Stereo Interface, Mono Microphone

Is there a good way to keep a Scarlett 2i2, for example, from recording mono or a single microphone at the wrong volume?

FiftyPercentClipping

I’m a Mac elf and I don’t remember if there was a Windows “trick” or driver or other software. It seems to me there should be. This is a super common problem. Making a simple mono recording is extra work and and it can cause background noise issues.

Koz

Not sure what you are asking here…??
Are you just wanting to record stereo and got the pinouts wrong…???
Dont know Scarlet but googled manual and it says 1/4 TRS stereo output jacks on back so assume Mac is probably 3.5 mm TRS or maybe TRRS… for headphone/ mic switch…? ? Just need the right adaptors OR Just make a stereo to stereo adaptor…
I would need to look up what the Mac is audio out Jack

For example, plugging your XLR microphone into a stereo interface such as the Scarlett 2i2. Your choices are recording stereo with the microphone in perfect order and volume but on the left only, or in mono with the mix-down causing a 6dB volume reduction and odd clipping distortion (illustration).

Audiobook performers run into this. ACX recommends Mono rather than Stereo for chapter submissions. Good quality microphones and interfaces sometimes don’t cooperate.

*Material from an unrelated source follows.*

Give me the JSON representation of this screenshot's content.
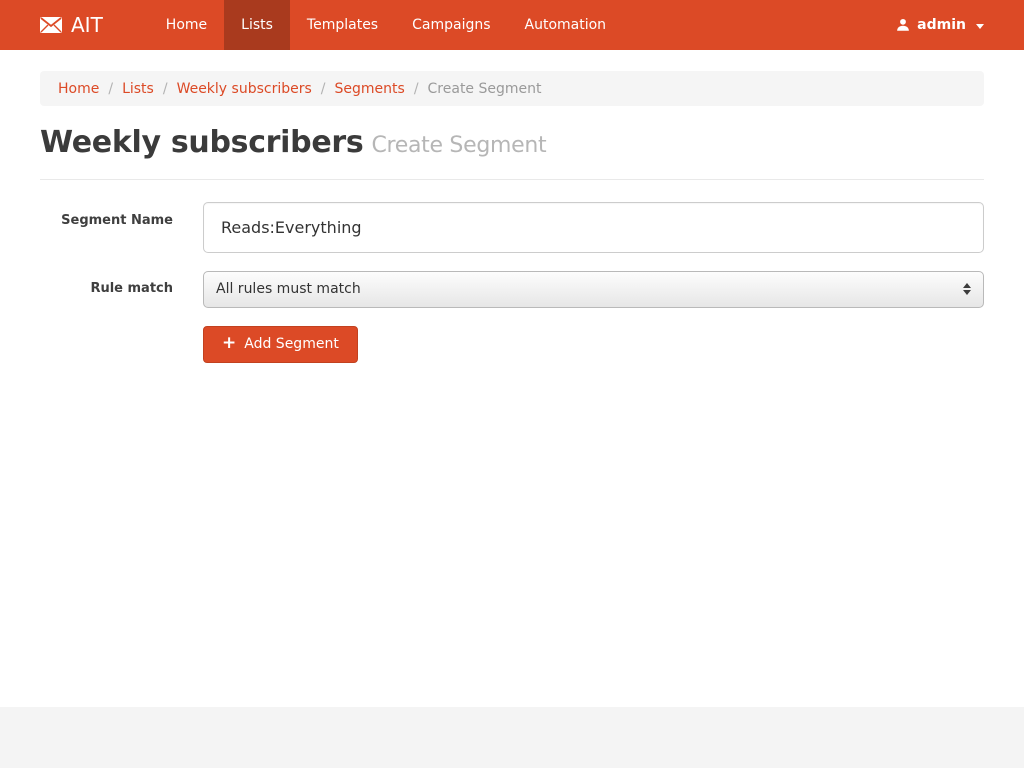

From fuzzy memory there’s some solution…

This is specifically for Windows for a forum post.

Koz

Let’s see if I can this forum reference to work.

Koz

Sorry , Koz, I read first post wrongly, Thought it was a problem with interface connections between Scarlet audio out and your Mac /PC in. But, I see your Pic does show clipping of the input. The scarlet has Gain Pots and Green, Amber, Red, level meter rings, so are you still getting clipping even with Scarlet levels set between green and amber…??
There are options for both stereo and mono…and I imagine would be same problem for windows or Mac… or is it automatic gain control you want…AGC…

Maybe we’re going to start over.

I don’t have troubles recording my voice on the computer because I never record my voice on the computer. I have several very nice stand-alone sound recorders and a quiet bedroom (and garage if you’ve been following the thread).

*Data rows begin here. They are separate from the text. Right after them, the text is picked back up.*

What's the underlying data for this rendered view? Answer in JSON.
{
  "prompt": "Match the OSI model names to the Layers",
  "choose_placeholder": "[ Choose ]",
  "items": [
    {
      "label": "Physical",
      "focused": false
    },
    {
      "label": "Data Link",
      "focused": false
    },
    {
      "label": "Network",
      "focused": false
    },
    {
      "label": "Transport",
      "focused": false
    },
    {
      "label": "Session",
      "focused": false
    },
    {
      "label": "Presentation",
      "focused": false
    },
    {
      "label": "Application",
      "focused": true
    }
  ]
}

I’m responding to roy04rm who posted for comments and review on their voice posting. It was, for the most part, fine, but it turned up that they had troubles recording with their chosen kit. They had a single Shure analog microphone (sm58) plugged into a natively stereo Scarlett 2i2 interface and Windows.

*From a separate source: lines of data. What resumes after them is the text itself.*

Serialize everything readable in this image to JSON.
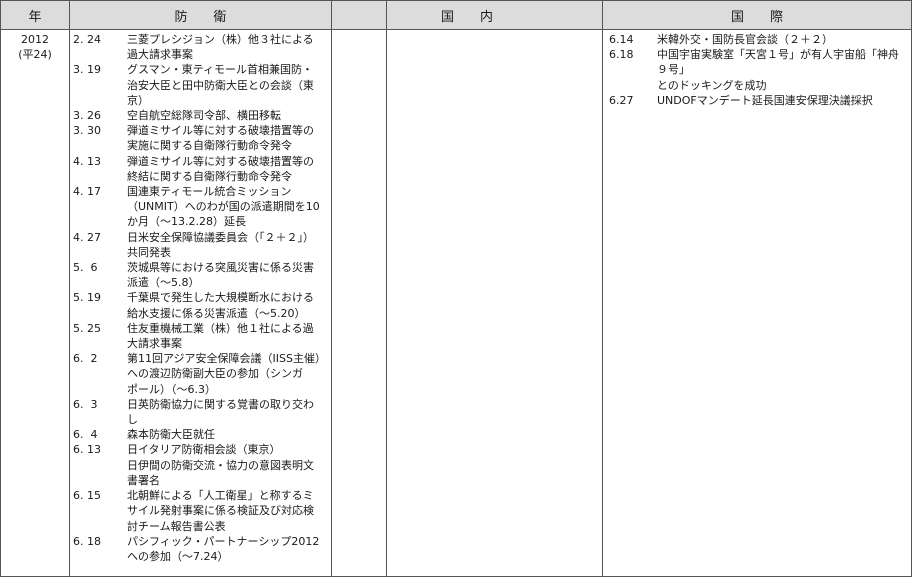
{
  "headers": {
    "year": "年",
    "defense": "防　　衛",
    "domestic": "国　　内",
    "international": "国　　際"
  },
  "year": {
    "western": "2012",
    "japanese": "(平24)"
  },
  "defense_entries": [
    {
      "date": "2. 24",
      "text": "三菱プレシジョン（株）他３社による\n過大請求事案"
    },
    {
      "date": "3. 19",
      "text": "グスマン・東ティモール首相兼国防・\n治安大臣と田中防衛大臣との会談（東\n京）"
    },
    {
      "date": "3. 26",
      "text": "空自航空総隊司令部、横田移転"
    },
    {
      "date": "3. 30",
      "text": "弾道ミサイル等に対する破壊措置等の\n実施に関する自衛隊行動命令発令"
    },
    {
      "date": "4. 13",
      "text": "弾道ミサイル等に対する破壊措置等の\n終結に関する自衛隊行動命令発令"
    },
    {
      "date": "4. 17",
      "text": "国連東ティモール統合ミッション\n（UNMIT）へのわが国の派遣期間を10\nか月（～13.2.28）延長"
    },
    {
      "date": "4. 27",
      "text": "日米安全保障協議委員会（「２＋２」）\n共同発表"
    },
    {
      "date": "5.  6",
      "text": "茨城県等における突風災害に係る災害\n派遣（～5.8）"
    },
    {
      "date": "5. 19",
      "text": "千葉県で発生した大規模断水における\n給水支援に係る災害派遣（～5.20）"
    },
    {
      "date": "5. 25",
      "text": "住友重機械工業（株）他１社による過\n大請求事案"
    },
    {
      "date": "6.  2",
      "text": "第11回アジア安全保障会議（IISS主催）\nへの渡辺防衛副大臣の参加（シンガ\nポール）（～6.3）"
    },
    {
      "date": "6.  3",
      "text": "日英防衛協力に関する覚書の取り交わ\nし"
    },
    {
      "date": "6.  4",
      "text": "森本防衛大臣就任"
    },
    {
      "date": "6. 13",
      "text": "日イタリア防衛相会談（東京）\n日伊間の防衛交流・協力の意図表明文\n書署名"
    },
    {
      "date": "6. 15",
      "text": "北朝鮮による「人工衛星」と称するミ\nサイル発射事案に係る検証及び対応検\n討チーム報告書公表"
    },
    {
      "date": "6. 18",
      "text": "パシフィック・パートナーシップ2012\nへの参加（～7.24）"
    }
  ],
  "domestic_entries": [],
  "international_entries": [
    {
      "date": "6.14",
      "text": "米韓外交・国防長官会談（２＋２）"
    },
    {
      "date": "6.18",
      "text": "中国宇宙実験室「天宮１号」が有人宇宙船「神舟９号」\nとのドッキングを成功"
    },
    {
      "date": "6.27",
      "text": "UNDOFマンデート延長国連安保理決議採択"
    }
  ]
}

And that’s the first Disturbance In The Force. The 2i2 Really, Really likes being in stereo—two sound tracks. So it delivers the Shure microphone as the Left of two stereo sound channels.

Scene shifts to the computer who has two obvious options. 1) Record it in Stereo and go home. That gives a perfect, correct, fully-functioning track on the Left and flat line on the Right. Split Stereo To Mono, delete the dead track, and you’re good to go.

The other not so obvious option is force mix-down to mono. That’s what roy04rm is doing.

That combines the Left and Right sound into one channel and delivers that. But you do have to be careful because what happens if someone has two microphones and yells into both of them? The system will give you 200% volume in the mixdown. So the system divides by two.

Now see the single microphone. There is no second microphone and the system obediently divides by two, this time from 100% to 50%. That massive clipping is where the original microphone volume was. No matter what you do, the volume will never get louder than that—unless you do it in post production later.

So somehow we have to sweet-talk the system into not dividing by two. I have an interface with two different drivers and they’re both correct, so it can be done from the manufacturer.

Also, where and how is Windows doing this? I don’t think this is an Audacity problem. Can you get out of this with a setting? Driver?

Koz

On a whim I tried the new MP3 Export - Forced Mono Mixdown.

Screen Shot 2023-05-19 at 11.14.06 AM

And sure enough, If I have 100% tone on only the left, I get 50% in the MP3.

MP3MixDown

I think that’s dangerous. You can easily send a client a sound file that’s different from what either of you thinks it is.